New Yorker Kathy McBride watches the police shut down Fifth Avenue before President Clinton hosted a cavalcade of dignitaries at a welcoming bash at the New York Public Library, and remembers other ''Big Events.''
''I've done it all: Times Square at New Years; the Village Halloween Parade; the Pope's Mass at Central Park,'' she says. ''But, this is the biggest.''
Undoubtably, this week will qualify for several superlatives in the the Guinness Book of Records. By all accounts, not only is it the largest gathering of heads of state (180), it is also the largest collection of police, security agents, and bodyguards ever assembled - at least on this island.
Entire sections of the metropolis are cordoned off, elevating another New York art - commuting during gridlock - to new heights of ingenuity. But few are complaining. Instead, most people are simply staring.
On 42nd Street, Arne and Anne Marie Kverneland of Copenhagen, Denmark, are transfixed by the activity. ''No, no, we don't have anythink like this,'' says Anne-Marie. Hours before any of the dignitaries started sampling the goose liver pate, crowds of curious pressed against the police lines.
While tourists gawk, thousands of demonstrators - including Tibetans, Kurds, Pakistanis, and Tamils - chant their slogans and yell themselves hoarse outside the UN. On the East River, a flotilla of Cuban-Americans vent their wrath. Much further uptown, deep in Harlem, residents throng the streets as well.

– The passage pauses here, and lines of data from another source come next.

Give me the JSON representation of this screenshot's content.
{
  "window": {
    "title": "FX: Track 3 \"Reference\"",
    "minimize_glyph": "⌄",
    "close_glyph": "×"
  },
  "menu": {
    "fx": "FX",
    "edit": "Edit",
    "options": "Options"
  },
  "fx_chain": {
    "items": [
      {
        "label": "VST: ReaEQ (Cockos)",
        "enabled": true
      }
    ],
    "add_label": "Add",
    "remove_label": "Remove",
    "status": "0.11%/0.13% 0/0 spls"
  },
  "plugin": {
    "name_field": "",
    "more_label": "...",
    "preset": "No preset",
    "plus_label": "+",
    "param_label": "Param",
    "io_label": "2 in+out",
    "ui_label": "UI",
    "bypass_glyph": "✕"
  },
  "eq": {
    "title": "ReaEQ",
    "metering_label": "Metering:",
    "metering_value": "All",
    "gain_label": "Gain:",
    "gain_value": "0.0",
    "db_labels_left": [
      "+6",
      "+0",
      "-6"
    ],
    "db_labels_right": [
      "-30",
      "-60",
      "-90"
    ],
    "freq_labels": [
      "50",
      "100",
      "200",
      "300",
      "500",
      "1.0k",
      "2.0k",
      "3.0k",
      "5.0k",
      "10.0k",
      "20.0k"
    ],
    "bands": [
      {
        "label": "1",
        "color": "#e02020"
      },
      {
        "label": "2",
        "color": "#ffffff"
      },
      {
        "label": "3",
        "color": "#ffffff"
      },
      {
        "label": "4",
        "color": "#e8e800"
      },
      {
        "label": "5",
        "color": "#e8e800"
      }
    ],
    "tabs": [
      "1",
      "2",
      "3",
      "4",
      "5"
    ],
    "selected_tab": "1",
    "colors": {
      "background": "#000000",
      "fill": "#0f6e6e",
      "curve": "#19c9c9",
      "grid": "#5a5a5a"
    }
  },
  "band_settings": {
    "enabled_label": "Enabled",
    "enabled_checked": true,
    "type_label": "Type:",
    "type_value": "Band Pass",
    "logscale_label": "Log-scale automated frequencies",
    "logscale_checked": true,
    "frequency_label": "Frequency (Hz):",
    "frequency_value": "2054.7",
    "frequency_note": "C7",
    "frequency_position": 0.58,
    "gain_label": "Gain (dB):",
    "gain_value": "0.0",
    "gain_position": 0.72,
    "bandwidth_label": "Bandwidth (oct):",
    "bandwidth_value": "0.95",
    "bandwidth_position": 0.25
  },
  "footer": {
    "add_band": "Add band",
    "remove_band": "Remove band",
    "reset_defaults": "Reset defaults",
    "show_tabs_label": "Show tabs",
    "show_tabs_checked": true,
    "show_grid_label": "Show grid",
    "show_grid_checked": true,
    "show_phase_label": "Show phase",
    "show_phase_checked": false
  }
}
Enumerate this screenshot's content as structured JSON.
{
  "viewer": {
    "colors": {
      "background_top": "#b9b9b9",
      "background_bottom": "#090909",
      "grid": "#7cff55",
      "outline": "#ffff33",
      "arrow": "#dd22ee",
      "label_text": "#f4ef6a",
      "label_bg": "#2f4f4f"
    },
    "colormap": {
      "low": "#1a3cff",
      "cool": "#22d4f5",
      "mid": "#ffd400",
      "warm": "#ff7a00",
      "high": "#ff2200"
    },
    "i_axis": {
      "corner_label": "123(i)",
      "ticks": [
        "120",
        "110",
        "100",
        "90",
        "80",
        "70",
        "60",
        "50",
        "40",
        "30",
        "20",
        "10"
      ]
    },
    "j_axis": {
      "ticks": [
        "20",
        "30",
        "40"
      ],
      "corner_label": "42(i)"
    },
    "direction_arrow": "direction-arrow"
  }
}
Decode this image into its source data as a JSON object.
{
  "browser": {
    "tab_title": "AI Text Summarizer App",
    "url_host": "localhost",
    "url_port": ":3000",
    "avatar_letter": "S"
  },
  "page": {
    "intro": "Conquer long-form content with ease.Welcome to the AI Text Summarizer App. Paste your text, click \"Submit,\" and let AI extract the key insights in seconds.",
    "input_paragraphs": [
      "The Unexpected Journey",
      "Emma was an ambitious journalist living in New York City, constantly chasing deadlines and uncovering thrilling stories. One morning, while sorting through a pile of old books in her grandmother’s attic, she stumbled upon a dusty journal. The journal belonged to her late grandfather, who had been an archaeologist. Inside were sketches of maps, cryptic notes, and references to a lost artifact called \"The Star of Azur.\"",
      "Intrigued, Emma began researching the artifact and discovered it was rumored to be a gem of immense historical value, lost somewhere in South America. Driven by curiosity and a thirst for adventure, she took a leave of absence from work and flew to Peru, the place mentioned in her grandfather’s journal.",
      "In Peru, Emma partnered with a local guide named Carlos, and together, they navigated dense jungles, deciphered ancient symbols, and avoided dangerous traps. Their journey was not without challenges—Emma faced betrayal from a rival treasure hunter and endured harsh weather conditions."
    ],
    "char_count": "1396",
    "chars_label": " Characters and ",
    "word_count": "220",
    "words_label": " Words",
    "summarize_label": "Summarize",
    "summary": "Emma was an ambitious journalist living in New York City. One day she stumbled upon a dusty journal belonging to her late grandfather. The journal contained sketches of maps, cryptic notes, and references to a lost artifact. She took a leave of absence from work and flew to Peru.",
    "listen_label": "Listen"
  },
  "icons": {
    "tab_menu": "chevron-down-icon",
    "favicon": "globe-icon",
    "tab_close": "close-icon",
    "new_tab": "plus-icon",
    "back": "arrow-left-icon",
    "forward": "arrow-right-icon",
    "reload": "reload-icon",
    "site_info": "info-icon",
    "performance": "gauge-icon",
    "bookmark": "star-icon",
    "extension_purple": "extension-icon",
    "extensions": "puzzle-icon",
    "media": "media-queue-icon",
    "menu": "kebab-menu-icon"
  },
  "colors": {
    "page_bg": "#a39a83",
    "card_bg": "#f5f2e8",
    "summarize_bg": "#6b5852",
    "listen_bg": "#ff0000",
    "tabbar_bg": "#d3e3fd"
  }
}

The mood is captured by one sign: ''Fidel Si; Rudy No.''
Fidel Castro Ruz, dressed in fatigues, is returning after 35 years to Harlem and a few residents want to let the gray-bearded revolutionary know that he is still welcome.
Fidel, of course, didn't need a sign.
Cuba's ''Jefe Maximo'' he felt right at home in Harlem. On first trip to New York in 1960, also on a visit to the UN, he stayed at the Hotel Theresa on 125th Street and Adam Clayton Powell Boulevard. He moved there after getting into a dispute with the Shelbourne Hotel over a $10,000 tab. At the Theresa he entertained Nikita Khrushchev and Jawaharlal Nehru. After he went back to Havana, management had to clean up the rum bottles and cigar butts.
Just for old time's sake, Castro stops at the hotel. But time has transformed the Theresa. Where bellboys once shuttled luggage, teenagers flip burgers. The ground floor is now a White Castle restaurant and the upper floors are rented as office space.
Half a mile deeper into Harlem, Fidel's fans and curious residents gather outside the Abyssinian Baptist Church to hear him speak. A vendor hawks tee-shirts left over from the Million Man March. Saxophonist Fred Ho waits outside in his homemade ''Mau-Mao'' suit, a black suit with a ''Afro-Asian'' theme handpainted on it.
Solidarity is the buzzword in the ticketholders' line. While Castro arrives in fatigues, Communist Party member James Tyner, came dressed in a conservative business suit. Mary France, with a square African hat on her head, says Castro empathizes with the ''struggling people of Harlem.'' And, ''Big Cliff,'' with dreadlocks, a gold tooth and sun glasses, says he came because Castro is ''a strong guy.''
For all of its talent, Broadway would be hard pressed to cast - or hype - a more unique show than the one playing on the streets of New York this week.